Canadian Senator from Ontario
- In office 1978–1983
- Appointed by: Pierre Trudeau

Personal details
- Born: Florence Bayard Rhein January 15, 1908 Philadelphia, Pennsylvania, U.S.
- Died: July 18, 1998 (aged 90) Ottawa, Ontario, Canada
- Party: Liberal
- Education: Bryn Mawr College (BA)

= Florence Bird =

Canadian politician

Florence Bayard Bird, (January 15, 1908 - July 18, 1998) was a Canadian broadcaster, journalist, politician. She is best known for her work as chairwoman of Royal Commission on the Status of Women.

==Background==
Born Florence Rhein in Philadelphia, Pennsylvania, she attended Bryn Mawr College and in 1928 married journalist John Bird. They moved to Montreal in 1931. In 1937, they moved to Winnipeg where her husband worked for the Winnipeg Tribune. She also appeared on CBC Radio and Television as Anne Francis, a political analyst. Francis [Bird] made several appearances on the panel show, Fighting Words in the early 1960s.
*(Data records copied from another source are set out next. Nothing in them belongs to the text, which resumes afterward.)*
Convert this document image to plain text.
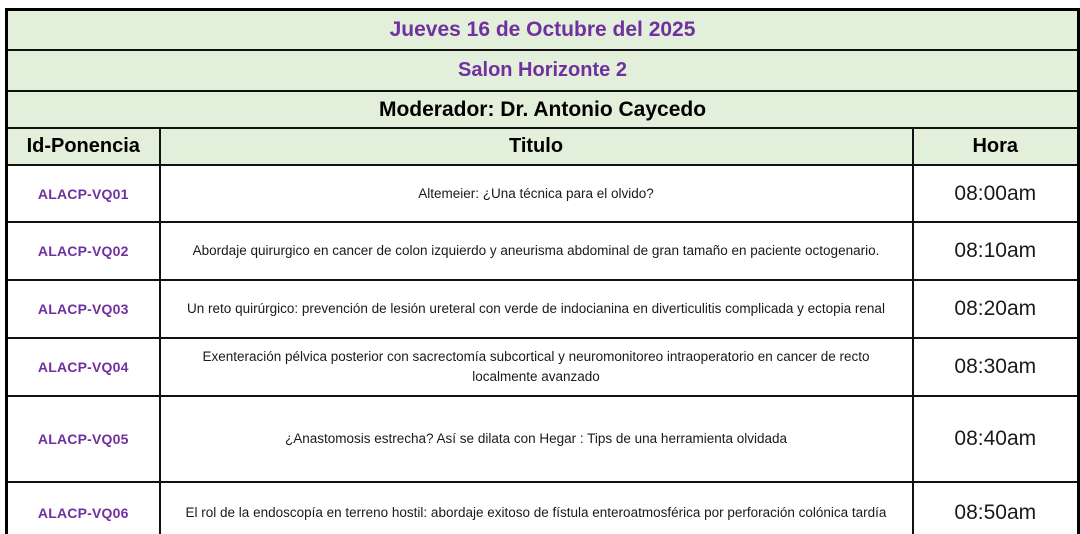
Jueves 16 de Octubre del 2025		
Salon Horizonte 2		
Moderador: Dr. Antonio Caycedo		
Id-Ponencia	Titulo	Hora
ALACP-VQ01	Altemeier: ¿Una técnica para el olvido?	08:00am
ALACP-VQ02	Abordaje quirurgico en cancer de colon izquierdo y aneurisma abdominal de gran tamaño en paciente octogenario.	08:10am
ALACP-VQ03	Un reto quirúrgico: prevención de lesión ureteral con verde de indocianina en diverticulitis complicada y ectopia renal	08:20am
ALACP-VQ04	Exenteración pélvica posterior con sacrectomía subcortical y neuromonitoreo intraoperatorio en cancer de recto localmente avanzado	08:30am
ALACP-VQ05	¿Anastomosis estrecha? Así se dilata con Hegar : Tips de una herramienta olvidada	08:40am
ALACP-VQ06	El rol de la endoscopía en terreno hostil: abordaje exitoso de fístula enteroatmosférica por perforación colónica tardía	08:50am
She is best remembered for her work as chair of the Royal Commission on the Status of Women.

She was a member of the Senate of Canada from March 23, 1978 until January 15, 1983.

In 1971, she was invested as a Companion of the Order of Canada. In 1983, she was named a recipient of the Governor General's Awards in Commemoration of the Persons Case. She was a member of the Junior League.

== Archives ==
There is a Florence Bird fonds at Library and Archives Canada.